What could hardly be imagined a few years ago now appears to be rushing toward the nearly inevitable. After spending much of the 20th century building up legal barriers to marijuana use, in these early years of the 21st century the nation has embarked on a steady paring down of marijuana prohibitions. In 16 states and the District of Columbia, so-called medical marijuana is now legal. At least 12 additional states are on the verge of a similar acceptance of marijuana use. In another two, Colorado and Washington, marijuana has been legalized for “recreational” and medical use, and state officials are beginning to structure a legal market that will presumably seek to keep the commodity out of the hands of children and teens but available to adults who wish to use it and will make it taxable by and accountable to state authority.
Perhaps most remarkable about this proliferation of measures to normalize the marijuana market is the fact that the drug remains a controlled substance according to federal law. Even as states accelerate toward legalization, in 2011 more than 750,000 people were arrested nationwide—including states that are experimenting with legalization—for offenses related to marijuana use or distribution. This discrepancy makes little sense. New legislation before Congress that seeks to halt federal intrusions on state experiments with marijuana normalization needs to be quickly considered in response to the changing facts on the ground in marijuana-tolerant states.
In May more support for the notion of marijuana normalization came from an unlikely source. A study from the Organization of American States essentially concedes that the costly and deadly war on drugs, encouraged and financed by U.S. policymakers, has been lost. Too many have died in efforts to restrain drug trafficking; too many resources that could have been put to better use have been squandered. And to what end? Violence in transshipment states is generating social chaos even as U.S. demand shows little sign of abating.
These recommendations will surely frustrate and alarm many. Indeed, there is plenty to be concerned about. In states experimenting with legalization, children have accidentally ingested their parents’ marijuana products. Some studies, though disputed, argue that marijuana remains a gateway drug to more dangerous substance abuse; and normalization may make marijuana available in ways that will give young people more opportunities to experiment with it.
But against these considerations, it would be dishonest to pretend that the status quo does not already offer a litany of actual harms. Enforcing marijuana laws seriously drains social resources and contributes to the nation’s unconscionably high incarceration rate. In urban communities across the nation, African-American young people are arrested for marijuana possession at double, triple and even quadruple the rates of their white peers, even though studies indicate they use marijuana less often. These arrests can begin a lifetime of closed-off educational and occupational opportunities that compound the disproportionate impact of drug policy on African-American communities.

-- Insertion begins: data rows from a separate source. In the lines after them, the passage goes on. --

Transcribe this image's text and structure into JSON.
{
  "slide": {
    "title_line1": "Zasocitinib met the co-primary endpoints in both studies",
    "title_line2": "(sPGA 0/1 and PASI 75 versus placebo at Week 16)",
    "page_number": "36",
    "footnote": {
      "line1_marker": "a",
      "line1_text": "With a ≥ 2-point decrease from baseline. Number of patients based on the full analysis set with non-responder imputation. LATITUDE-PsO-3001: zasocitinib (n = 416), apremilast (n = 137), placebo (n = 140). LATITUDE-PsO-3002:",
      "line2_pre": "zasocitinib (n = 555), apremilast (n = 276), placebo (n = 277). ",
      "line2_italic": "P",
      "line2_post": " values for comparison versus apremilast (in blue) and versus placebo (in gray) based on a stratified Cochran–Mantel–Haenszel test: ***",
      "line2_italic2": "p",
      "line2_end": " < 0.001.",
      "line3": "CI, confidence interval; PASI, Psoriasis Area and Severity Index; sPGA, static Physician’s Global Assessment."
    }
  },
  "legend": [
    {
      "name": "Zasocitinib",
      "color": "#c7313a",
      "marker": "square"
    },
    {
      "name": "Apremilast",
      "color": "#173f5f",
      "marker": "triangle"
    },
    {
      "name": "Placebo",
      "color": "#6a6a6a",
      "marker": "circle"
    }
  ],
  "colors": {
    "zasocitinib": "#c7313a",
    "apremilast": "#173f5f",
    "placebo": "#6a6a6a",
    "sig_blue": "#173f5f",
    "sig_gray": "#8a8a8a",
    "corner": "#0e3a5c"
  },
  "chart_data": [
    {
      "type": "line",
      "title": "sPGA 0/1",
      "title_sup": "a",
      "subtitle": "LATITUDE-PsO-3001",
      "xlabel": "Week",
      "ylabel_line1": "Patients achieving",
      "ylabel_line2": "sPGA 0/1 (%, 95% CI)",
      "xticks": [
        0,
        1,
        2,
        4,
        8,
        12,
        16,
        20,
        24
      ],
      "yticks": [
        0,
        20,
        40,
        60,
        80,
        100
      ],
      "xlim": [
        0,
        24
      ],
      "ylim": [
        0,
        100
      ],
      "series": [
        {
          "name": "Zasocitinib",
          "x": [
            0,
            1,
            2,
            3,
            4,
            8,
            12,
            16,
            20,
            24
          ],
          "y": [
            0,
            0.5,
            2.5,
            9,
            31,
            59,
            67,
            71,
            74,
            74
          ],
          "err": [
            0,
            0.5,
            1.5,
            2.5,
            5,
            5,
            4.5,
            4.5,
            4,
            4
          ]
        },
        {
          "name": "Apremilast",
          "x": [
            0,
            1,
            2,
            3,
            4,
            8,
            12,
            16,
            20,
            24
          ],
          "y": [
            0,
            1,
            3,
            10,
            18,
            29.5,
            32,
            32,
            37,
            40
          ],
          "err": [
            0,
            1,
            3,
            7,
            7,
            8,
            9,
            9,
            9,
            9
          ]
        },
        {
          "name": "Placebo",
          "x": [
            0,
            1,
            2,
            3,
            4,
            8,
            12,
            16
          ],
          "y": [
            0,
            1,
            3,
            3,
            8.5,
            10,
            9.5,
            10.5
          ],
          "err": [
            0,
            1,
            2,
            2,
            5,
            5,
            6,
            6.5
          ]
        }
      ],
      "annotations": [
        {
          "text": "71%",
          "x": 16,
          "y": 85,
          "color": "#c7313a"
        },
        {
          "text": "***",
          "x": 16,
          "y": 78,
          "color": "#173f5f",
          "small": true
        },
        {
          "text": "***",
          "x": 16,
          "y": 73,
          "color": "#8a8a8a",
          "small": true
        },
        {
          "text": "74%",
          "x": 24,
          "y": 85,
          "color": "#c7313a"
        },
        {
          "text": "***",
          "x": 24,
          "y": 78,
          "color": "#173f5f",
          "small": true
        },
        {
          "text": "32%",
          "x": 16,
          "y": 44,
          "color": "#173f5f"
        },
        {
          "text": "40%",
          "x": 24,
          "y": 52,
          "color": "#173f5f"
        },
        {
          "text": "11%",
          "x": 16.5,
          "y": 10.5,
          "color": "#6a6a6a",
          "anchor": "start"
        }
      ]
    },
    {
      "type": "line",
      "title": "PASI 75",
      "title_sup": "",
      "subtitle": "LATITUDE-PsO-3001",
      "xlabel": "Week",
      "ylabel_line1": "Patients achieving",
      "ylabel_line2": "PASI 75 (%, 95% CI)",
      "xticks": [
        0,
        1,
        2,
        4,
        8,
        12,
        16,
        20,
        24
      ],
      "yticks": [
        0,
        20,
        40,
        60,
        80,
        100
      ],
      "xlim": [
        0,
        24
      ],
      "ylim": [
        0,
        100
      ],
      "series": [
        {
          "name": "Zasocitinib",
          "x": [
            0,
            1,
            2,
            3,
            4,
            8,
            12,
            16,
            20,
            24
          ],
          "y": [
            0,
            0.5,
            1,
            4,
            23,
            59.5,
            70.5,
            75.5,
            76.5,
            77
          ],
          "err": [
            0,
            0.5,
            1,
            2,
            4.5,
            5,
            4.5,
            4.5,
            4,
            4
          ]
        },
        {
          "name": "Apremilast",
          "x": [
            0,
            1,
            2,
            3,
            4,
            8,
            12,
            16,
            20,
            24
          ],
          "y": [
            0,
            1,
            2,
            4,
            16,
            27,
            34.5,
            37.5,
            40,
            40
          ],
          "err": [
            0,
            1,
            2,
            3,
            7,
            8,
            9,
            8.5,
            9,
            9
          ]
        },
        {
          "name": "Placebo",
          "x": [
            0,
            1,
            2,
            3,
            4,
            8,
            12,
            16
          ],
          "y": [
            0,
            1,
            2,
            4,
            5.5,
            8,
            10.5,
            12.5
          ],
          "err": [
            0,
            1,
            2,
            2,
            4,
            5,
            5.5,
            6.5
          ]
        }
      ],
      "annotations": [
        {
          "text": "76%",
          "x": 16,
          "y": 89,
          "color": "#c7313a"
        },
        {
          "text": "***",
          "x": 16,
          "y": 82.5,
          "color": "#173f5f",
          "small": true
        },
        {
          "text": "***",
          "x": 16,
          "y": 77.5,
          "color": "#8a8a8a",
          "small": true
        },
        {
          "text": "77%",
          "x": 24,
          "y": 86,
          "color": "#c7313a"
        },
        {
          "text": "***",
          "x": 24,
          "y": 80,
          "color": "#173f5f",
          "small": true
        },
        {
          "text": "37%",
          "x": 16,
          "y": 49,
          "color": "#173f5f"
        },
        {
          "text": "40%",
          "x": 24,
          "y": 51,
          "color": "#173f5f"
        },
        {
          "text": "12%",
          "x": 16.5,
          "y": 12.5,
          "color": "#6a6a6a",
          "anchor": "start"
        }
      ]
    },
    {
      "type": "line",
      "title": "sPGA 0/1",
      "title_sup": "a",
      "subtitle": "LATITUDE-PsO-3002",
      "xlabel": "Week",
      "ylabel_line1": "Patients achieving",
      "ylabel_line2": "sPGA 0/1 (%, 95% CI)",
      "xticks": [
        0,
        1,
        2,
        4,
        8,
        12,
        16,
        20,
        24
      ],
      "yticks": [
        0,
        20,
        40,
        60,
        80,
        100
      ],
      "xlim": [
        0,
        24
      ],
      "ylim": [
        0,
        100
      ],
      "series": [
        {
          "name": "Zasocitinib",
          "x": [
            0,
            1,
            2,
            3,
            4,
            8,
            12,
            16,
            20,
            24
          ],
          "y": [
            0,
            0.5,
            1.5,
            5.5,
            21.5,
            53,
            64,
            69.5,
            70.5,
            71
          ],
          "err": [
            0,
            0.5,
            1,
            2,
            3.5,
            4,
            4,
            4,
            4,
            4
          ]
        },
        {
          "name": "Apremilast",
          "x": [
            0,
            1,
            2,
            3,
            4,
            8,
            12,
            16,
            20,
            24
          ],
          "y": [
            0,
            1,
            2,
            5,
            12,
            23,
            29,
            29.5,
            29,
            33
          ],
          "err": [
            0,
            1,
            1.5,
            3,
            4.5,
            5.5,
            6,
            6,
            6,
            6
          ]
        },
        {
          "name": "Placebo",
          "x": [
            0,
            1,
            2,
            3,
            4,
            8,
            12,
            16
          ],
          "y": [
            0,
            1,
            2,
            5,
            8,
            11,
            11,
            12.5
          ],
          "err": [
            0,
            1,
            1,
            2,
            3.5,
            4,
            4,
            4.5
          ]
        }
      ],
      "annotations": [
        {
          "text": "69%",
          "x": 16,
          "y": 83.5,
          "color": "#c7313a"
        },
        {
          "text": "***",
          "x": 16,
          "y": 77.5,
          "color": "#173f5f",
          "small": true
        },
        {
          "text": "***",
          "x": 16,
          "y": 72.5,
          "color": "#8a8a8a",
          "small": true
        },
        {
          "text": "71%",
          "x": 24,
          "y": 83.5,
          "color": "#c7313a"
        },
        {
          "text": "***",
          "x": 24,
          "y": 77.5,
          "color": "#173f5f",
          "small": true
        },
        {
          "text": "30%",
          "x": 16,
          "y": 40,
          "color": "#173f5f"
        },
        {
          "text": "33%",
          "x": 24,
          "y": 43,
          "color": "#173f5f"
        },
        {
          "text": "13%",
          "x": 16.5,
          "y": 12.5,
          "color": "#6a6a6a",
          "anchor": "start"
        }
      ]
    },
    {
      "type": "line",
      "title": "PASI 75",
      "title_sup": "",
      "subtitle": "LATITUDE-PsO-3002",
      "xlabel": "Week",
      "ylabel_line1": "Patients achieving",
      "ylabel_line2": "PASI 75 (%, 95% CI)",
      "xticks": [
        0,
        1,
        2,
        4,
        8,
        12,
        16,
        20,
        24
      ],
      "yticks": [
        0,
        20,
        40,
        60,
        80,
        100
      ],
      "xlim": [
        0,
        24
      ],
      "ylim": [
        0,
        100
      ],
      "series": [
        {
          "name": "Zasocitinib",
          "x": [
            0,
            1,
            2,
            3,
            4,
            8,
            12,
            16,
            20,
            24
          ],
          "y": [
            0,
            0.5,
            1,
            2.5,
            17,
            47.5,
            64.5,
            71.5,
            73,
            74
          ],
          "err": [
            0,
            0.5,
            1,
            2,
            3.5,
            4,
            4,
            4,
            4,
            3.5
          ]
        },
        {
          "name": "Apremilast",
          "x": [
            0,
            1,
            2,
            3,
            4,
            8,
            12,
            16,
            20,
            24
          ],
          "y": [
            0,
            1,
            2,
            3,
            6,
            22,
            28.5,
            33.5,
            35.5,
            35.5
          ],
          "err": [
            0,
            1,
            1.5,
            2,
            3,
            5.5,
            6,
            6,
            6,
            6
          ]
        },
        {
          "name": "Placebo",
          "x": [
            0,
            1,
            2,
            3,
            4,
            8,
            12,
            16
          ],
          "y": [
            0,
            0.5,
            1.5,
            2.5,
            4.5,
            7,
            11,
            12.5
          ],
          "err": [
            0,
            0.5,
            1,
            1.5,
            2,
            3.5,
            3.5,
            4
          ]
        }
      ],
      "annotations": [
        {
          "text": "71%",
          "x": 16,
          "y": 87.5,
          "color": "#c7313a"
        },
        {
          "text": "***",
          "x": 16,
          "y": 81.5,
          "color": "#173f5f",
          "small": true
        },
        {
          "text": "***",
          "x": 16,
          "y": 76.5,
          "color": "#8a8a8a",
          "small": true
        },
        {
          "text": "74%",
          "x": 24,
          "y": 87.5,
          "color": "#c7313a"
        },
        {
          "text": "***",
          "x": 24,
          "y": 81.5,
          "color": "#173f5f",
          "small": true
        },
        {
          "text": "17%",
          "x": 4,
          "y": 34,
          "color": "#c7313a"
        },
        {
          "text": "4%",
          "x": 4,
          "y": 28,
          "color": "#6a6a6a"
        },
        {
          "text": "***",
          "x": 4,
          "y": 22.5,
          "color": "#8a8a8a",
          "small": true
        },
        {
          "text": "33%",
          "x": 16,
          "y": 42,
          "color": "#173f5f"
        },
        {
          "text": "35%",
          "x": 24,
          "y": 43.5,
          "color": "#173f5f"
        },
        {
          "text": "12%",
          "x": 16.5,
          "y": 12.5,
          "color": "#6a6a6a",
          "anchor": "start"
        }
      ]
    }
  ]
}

Marijuana trafficking makes up a major percentage of the global drug trade that is destabilizing U.S. neighbors, corrupting police and other government officials and empowering and enriching domestic and foreign drug lords. Any law so widely ignored or practically unenforceable should be subject to thorough and skeptical review.
No one wants to see people, whatever their age, become habitual users of any drug. But evidence that marijuana use is no worse, and by many measures socially less harmful, than legal “recreational” substances like nicotine and alcohol, has long been acknowledged even by many who still resist legalizing marijuana. Ultimately it must be admitted that keeping pot illegal only pretends to keep it out of the hands of young people. And even as vast social forces are marshaled to combat marijuana use, abuse of prescription drugs has become a perhaps more substantial threat to young people.
The use of substances that have the effect of altering our perceptions, brain function and finally our bodies can never be categorized as a wholesome stewardship of our earthly lives. But that is a moral and health issue that can be confronted within our homes, our churches and the nation’s health and psychiatric communities. Despite understandable resistance to liberalizing drug laws, the vital question remains: Are we using limited government and social resources in the most responsible and effective manner? Neighbors to the south of the United States, suffering on the front lines of the war on drugs, are beginning to say no. States around the country are beginning experiments toward a more rational approach to the facts about marijuana use. Federal authorities should consider how best to reconcile federal law with this trend.